I am using Jupyter notebook in anaconda and try to use the pvclust to perform hierarchical clustering on my data. My codes:
from rpy2.robjects import r, pandas2ri
from rpy2.robjects.packages import importr
pandas2ri.activate()
base = importr("base")
pvclust = importr("pvclust")
But I got the error:
RRuntimeError Traceback (most recent call last)
<ipython-input-51-291b18105962> in <module>()
3 pandas2ri.activate()
4 base = importr("base")
----> 5 pvclust = importr("pvclust")
6 # data = robjects.DataFrame.from_csvfile(filepath + folders[0] + '\\vcfA_filled.csv')
7 # data
~\Anaconda3\lib\site-packages\rpy2-2.9.1-py3.6-win-amd64.egg\rpy2 \robjects\packages.py in importr(name, lib_loc, robject_translations, signature_translation, suppress_messages, on_conflict, symbol_r2python, symbol_check_after, data)

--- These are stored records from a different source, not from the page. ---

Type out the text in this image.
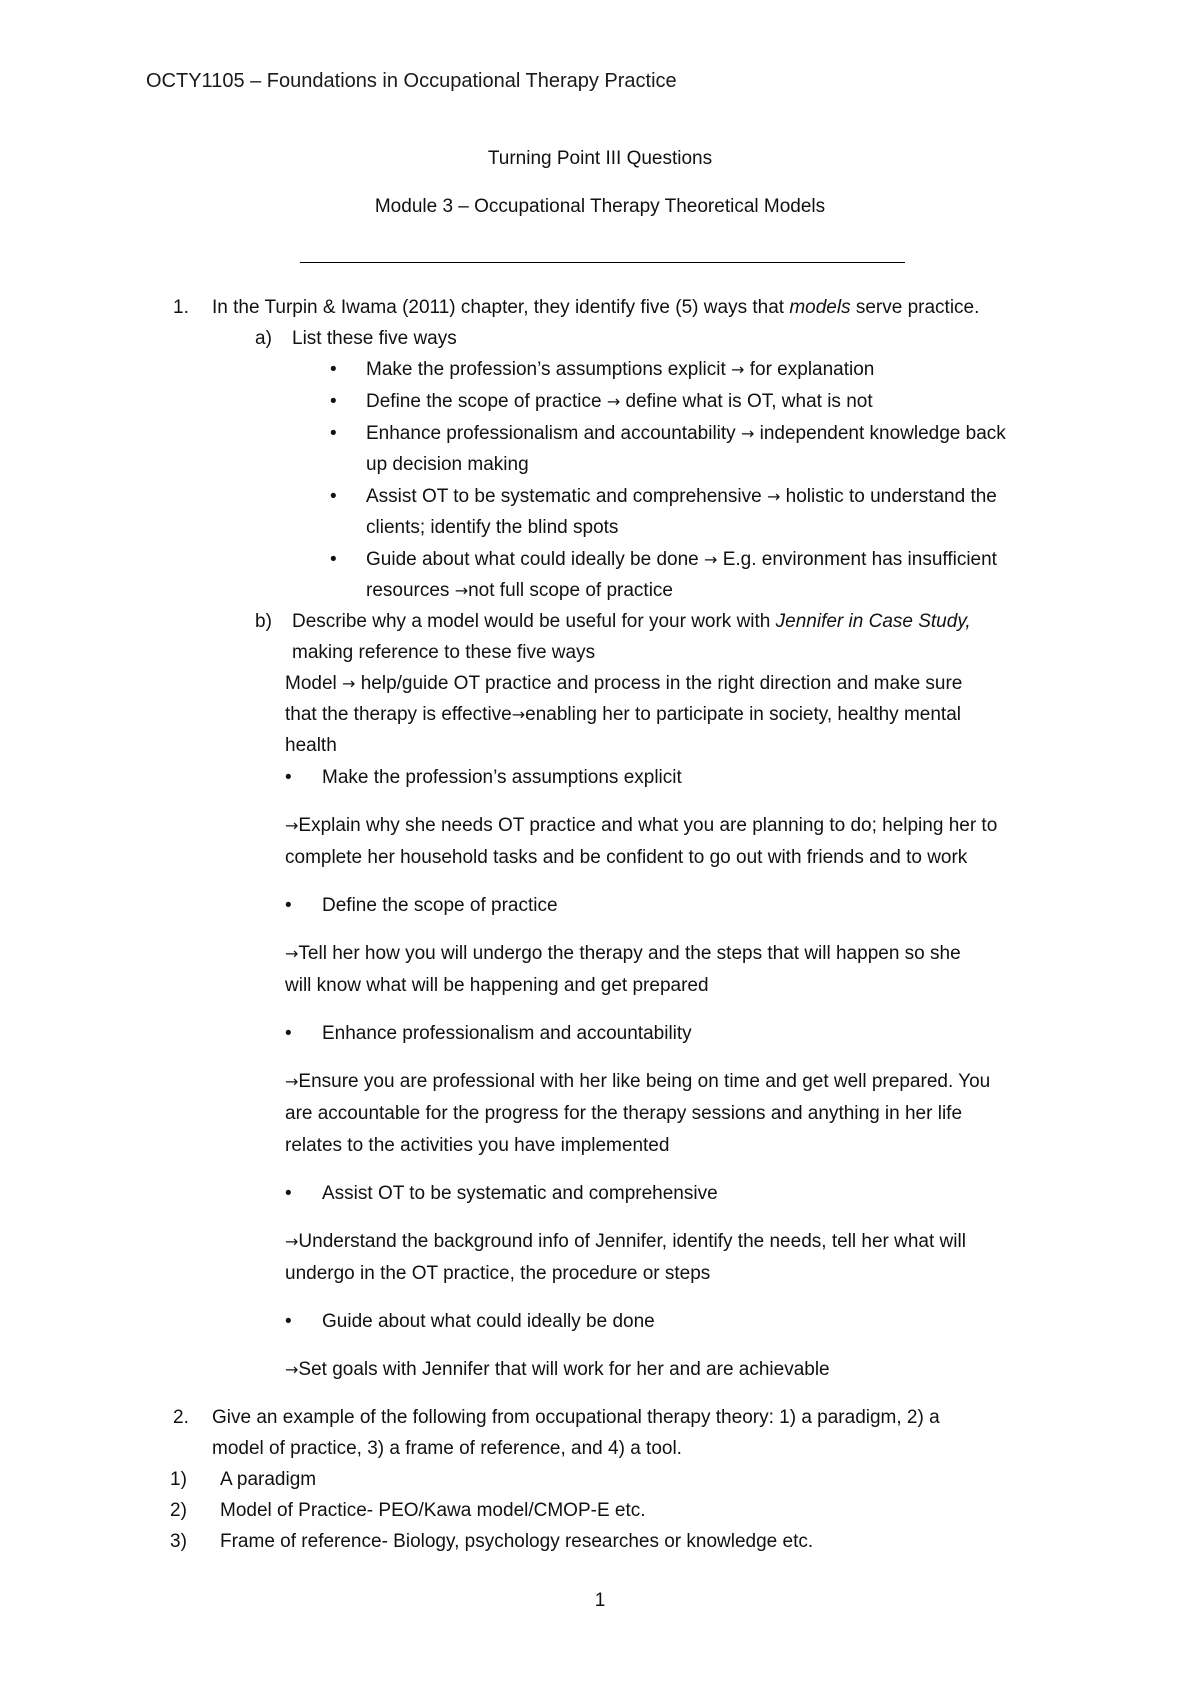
OCTY1105 – Foundations in Occupational Therapy Practice
Turning Point III Questions
Module 3 – Occupational Therapy Theoretical Models
1. In the Turpin & Iwama (2011) chapter, they identify five (5) ways that models serve practice.
a) List these five ways
• Make the profession’s assumptions explicit → for explanation
• Define the scope of practice → define what is OT, what is not
• Enhance professionalism and accountability → independent knowledge back
up decision making
• Assist OT to be systematic and comprehensive → holistic to understand the
clients; identify the blind spots
• Guide about what could ideally be done → E.g. environment has insufficient
resources →not full scope of practice
b) Describe why a model would be useful for your work with Jennifer in Case Study,
making reference to these five ways
Model → help/guide OT practice and process in the right direction and make sure
that the therapy is effective→enabling her to participate in society, healthy mental
health
• Make the profession’s assumptions explicit
→Explain why she needs OT practice and what you are planning to do; helping her to
complete her household tasks and be confident to go out with friends and to work
• Define the scope of practice
→Tell her how you will undergo the therapy and the steps that will happen so she
will know what will be happening and get prepared
• Enhance professionalism and accountability
→Ensure you are professional with her like being on time and get well prepared. You
are accountable for the progress for the therapy sessions and anything in her life
relates to the activities you have implemented
• Assist OT to be systematic and comprehensive
→Understand the background info of Jennifer, identify the needs, tell her what will
undergo in the OT practice, the procedure or steps
• Guide about what could ideally be done
→Set goals with Jennifer that will work for her and are achievable
2. Give an example of the following from occupational therapy theory: 1) a paradigm, 2) a
model of practice, 3) a frame of reference, and 4) a tool.
1) A paradigm
2) Model of Practice- PEO/Kawa model/CMOP-E etc.
3) Frame of reference- Biology, psychology researches or knowledge etc.
1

451 if _package_has_namespace(rname,
452 _system_file(package = rname)):
--> 453 env = _get_namespace(rname)
454 version = _get_namespace_version(rname)[0]

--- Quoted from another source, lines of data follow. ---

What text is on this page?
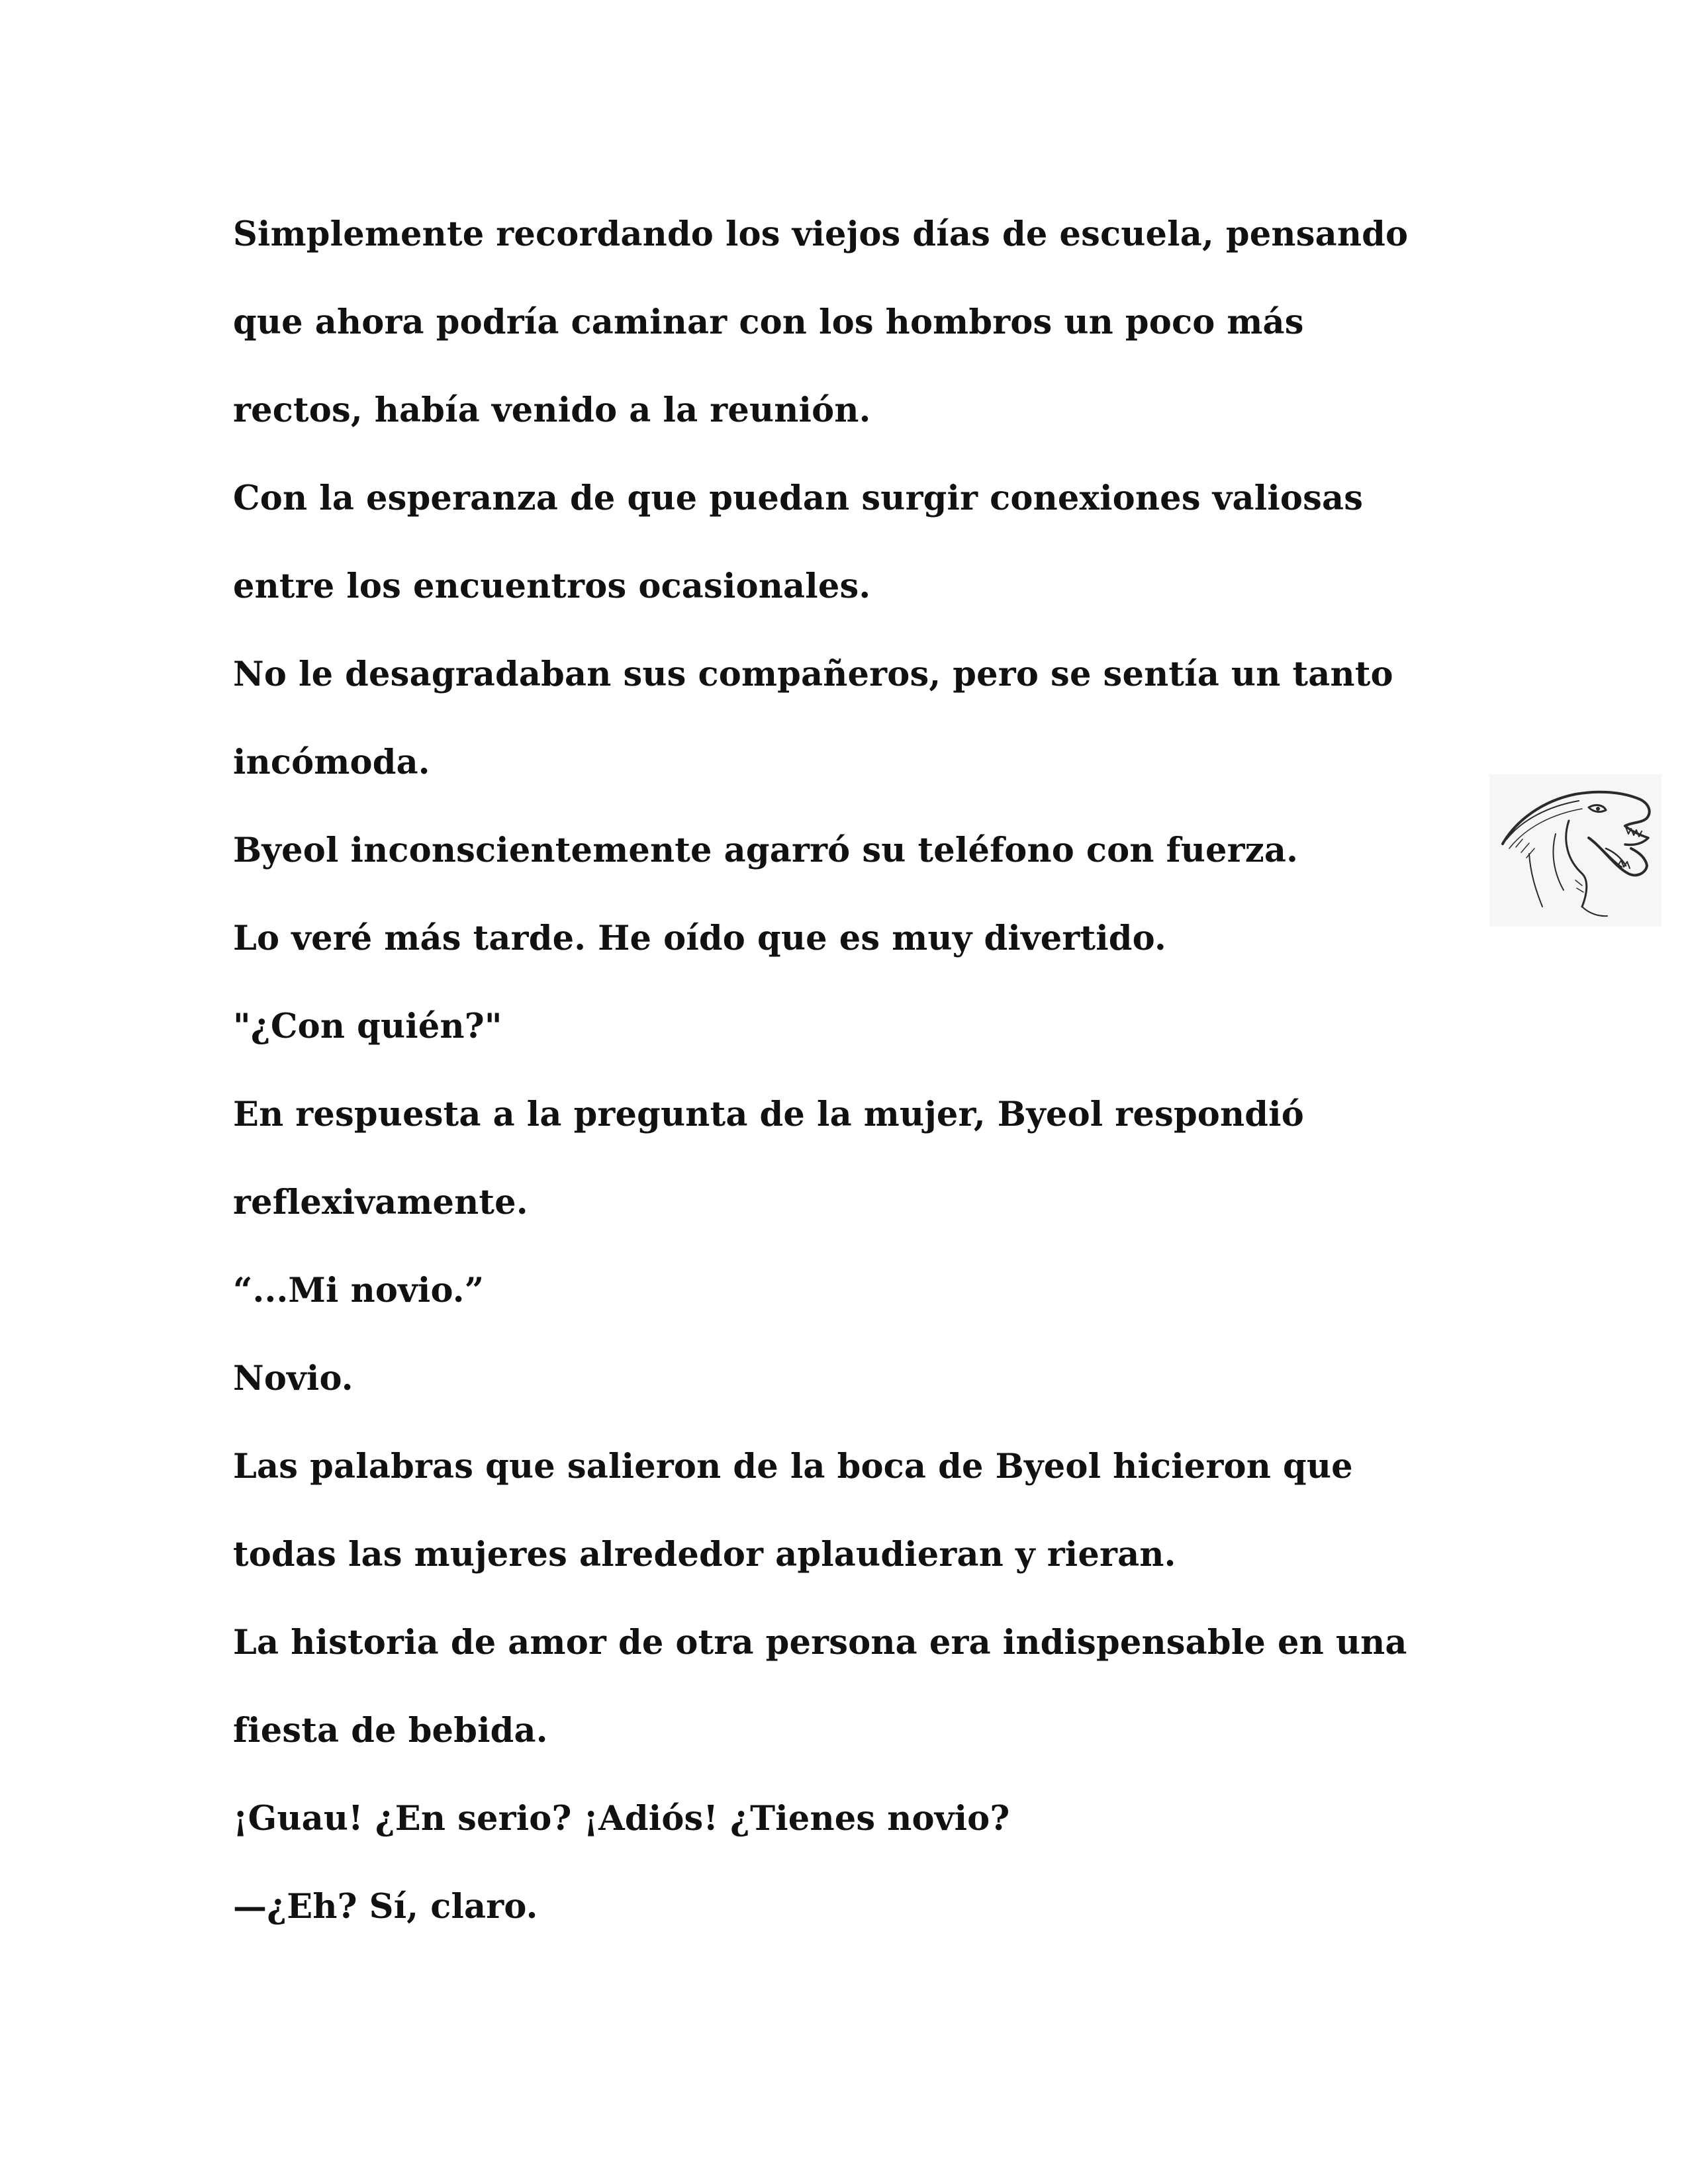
Simplemente recordando los viejos días de escuela, pensando
que ahora podría caminar con los hombros un poco más
rectos, había venido a la reunión.
Con la esperanza de que puedan surgir conexiones valiosas
entre los encuentros ocasionales.
No le desagradaban sus compañeros, pero se sentía un tanto
incómoda.
Byeol inconscientemente agarró su teléfono con fuerza.
Lo veré más tarde. He oído que es muy divertido.
"¿Con quién?"
En respuesta a la pregunta de la mujer, Byeol respondió
reflexivamente.
“...Mi novio.”
Novio.
Las palabras que salieron de la boca de Byeol hicieron que
todas las mujeres alrededor aplaudieran y rieran.
La historia de amor de otra persona era indispensable en una
fiesta de bebida.
¡Guau! ¿En serio? ¡Adiós! ¿Tienes novio?
—¿Eh? Sí, claro.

455 exported_names = set(_get_namespace_exports(rname))
RRuntimeError: Error in loadNamespace(name) : there is no package called 'pvclust'
It seems I need to install the pvclust first? But I am using jupyter notebook (python3.6) launched by anaconda and I am confused how to get a R package like this preinstalled and then import from rpy2?
P.S. Is there any Python package that can perform hierarchical clustering with p-value? All I need is to use some function that can bootstrap my data and cluster the data with p-values.
Thanks a lot.